There, then, are our three main characters. Over six ‘chapters’ and two-and-a-half hours we are invited to observe their daily lives, with its humble routines. The old man rises and is helped to dress by his daughter. They eat boiled potatoes with their hands. The horse is taken out, driven out and then brought back home. They eat potatoes again. They drink the rough, cheap, local brandy. They sit quietly for what seems an eternity. All the time, the camera simply rests upon them. In an era which relishes speed and busy-ness, it is wonderfully calming simply to sit and stay with these characters and every detail of their existence.

But what happens? Well, I suppose we could say that life is what happens. Focusing on everyday actions at extraordinary length eventually has the effect of encouraging a kind of meditation in the viewer. Many scenes are like religious paintings. Even when there is movement, the actions seem like gestures towards eternity.

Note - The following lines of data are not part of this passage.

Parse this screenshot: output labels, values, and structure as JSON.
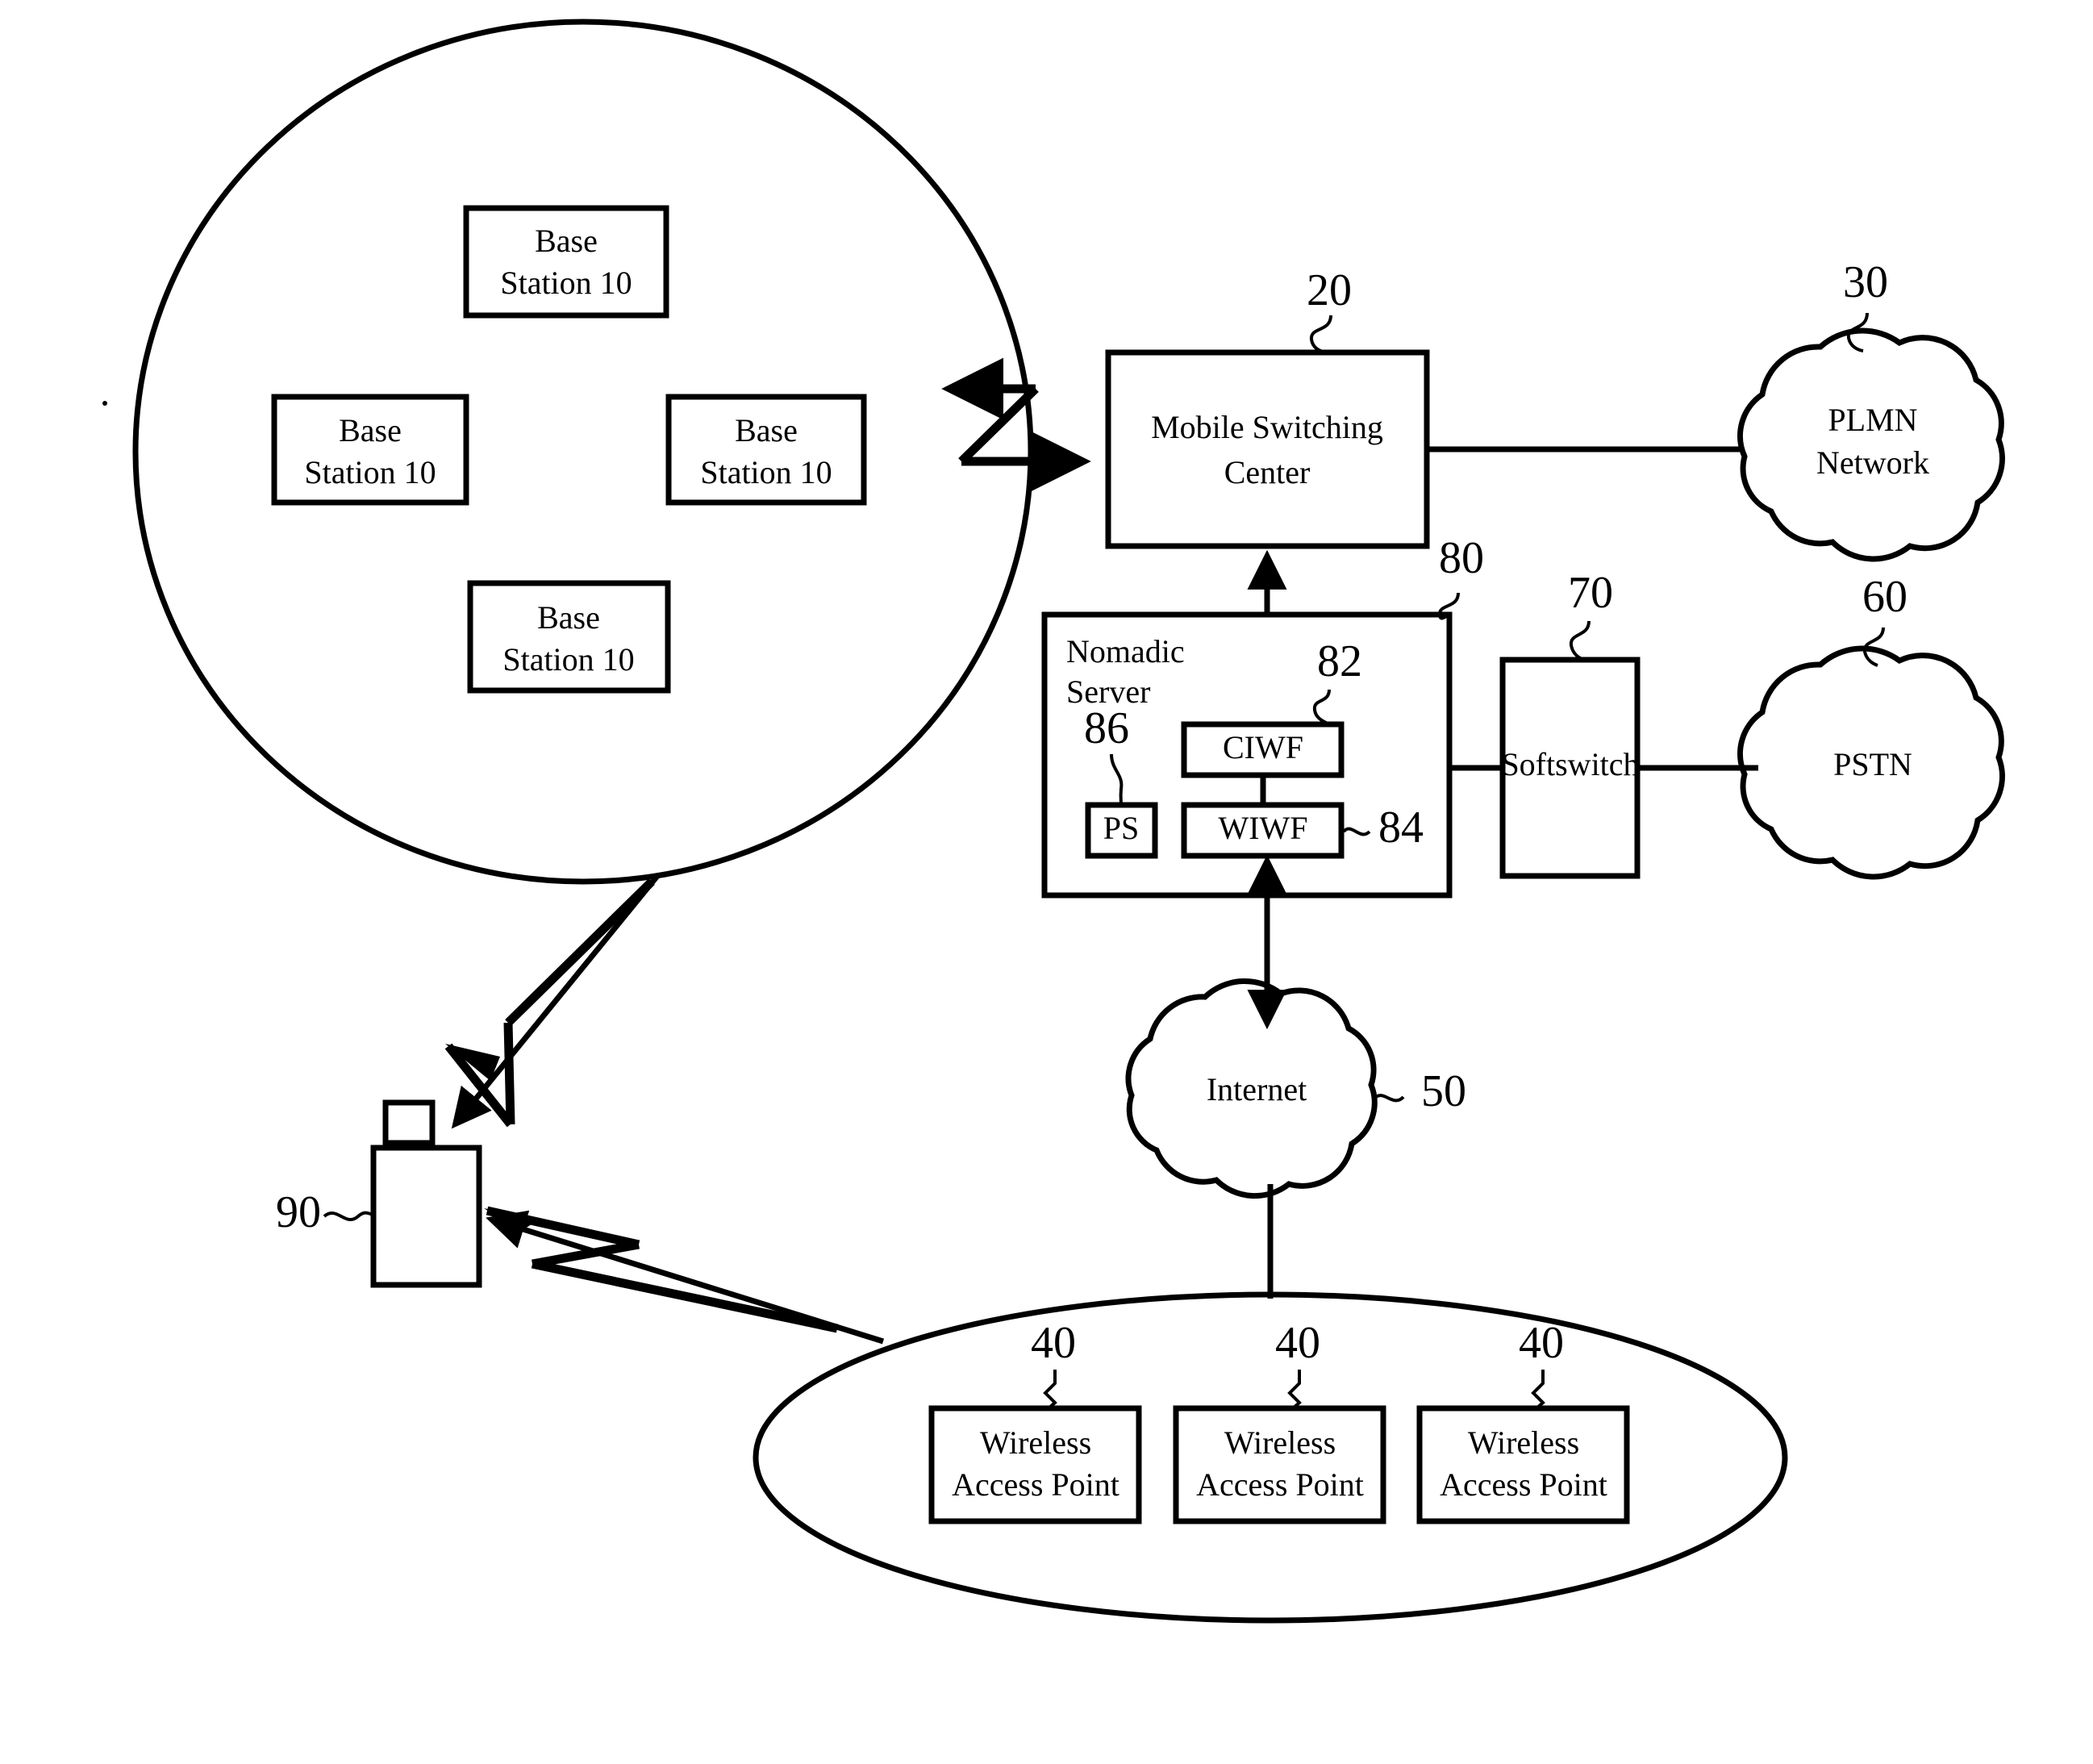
{
  "figure": {
    "type": "patent-network-diagram",
    "background_color": "#ffffff",
    "line_color": "#000000"
  },
  "cellular_region": {
    "name": "cellular-coverage-ellipse",
    "base_stations": [
      {
        "line1": "Base",
        "line2": "Station 10"
      },
      {
        "line1": "Base",
        "line2": "Station 10"
      },
      {
        "line1": "Base",
        "line2": "Station 10"
      },
      {
        "line1": "Base",
        "line2": "Station 10"
      }
    ]
  },
  "nodes": {
    "mobile_switching_center": {
      "line1": "Mobile Switching",
      "line2": "Center",
      "ref": "20"
    },
    "plmn_network": {
      "line1": "PLMN",
      "line2": "Network",
      "ref": "30"
    },
    "nomadic_server": {
      "line1": "Nomadic",
      "line2": "Server",
      "ref": "80",
      "components": [
        {
          "label": "CIWF",
          "ref": "82"
        },
        {
          "label": "WIWF",
          "ref": "84"
        },
        {
          "label": "PS",
          "ref": "86"
        }
      ]
    },
    "softswitch": {
      "label": "Softswitch",
      "ref": "70"
    },
    "pstn": {
      "label": "PSTN",
      "ref": "60"
    },
    "internet": {
      "label": "Internet",
      "ref": "50"
    },
    "mobile_device": {
      "ref": "90"
    }
  },
  "wlan_region": {
    "name": "wlan-coverage-ellipse",
    "access_points": [
      {
        "line1": "Wireless",
        "line2": "Access Point",
        "ref": "40"
      },
      {
        "line1": "Wireless",
        "line2": "Access Point",
        "ref": "40"
      },
      {
        "line1": "Wireless",
        "line2": "Access Point",
        "ref": "40"
      }
    ]
  }
}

Eventually, though, we sense a change is coming. A neighbour calls requesting a spare bottle of brandy, staying only to warn the old man that the world is undergoing a painful transformation: the old certainties have gone, corruption is rife, and the world is going to ruins. Sure enough, the signs are there in that isolated homestead: the horse refuses to eat or drink, and is obviously too sick to pull the cart; the well on which they rely for water dries up; the daughter reads aloud from a religious text about sin and damnation; the lamps, though full of oil, refuse to light; darkness envelops the home and its surroundings.

This review is not meant as a plot spoiler. Indeed, there is no plot to The Turin Horse in the conventional sense of contemporary cinema. ‘Things get worse and worse, and the end draws near’ hardly suggests a sure-fire blockbuster attraction. But if you want a film that will stay with you for the rest of your life, this is it.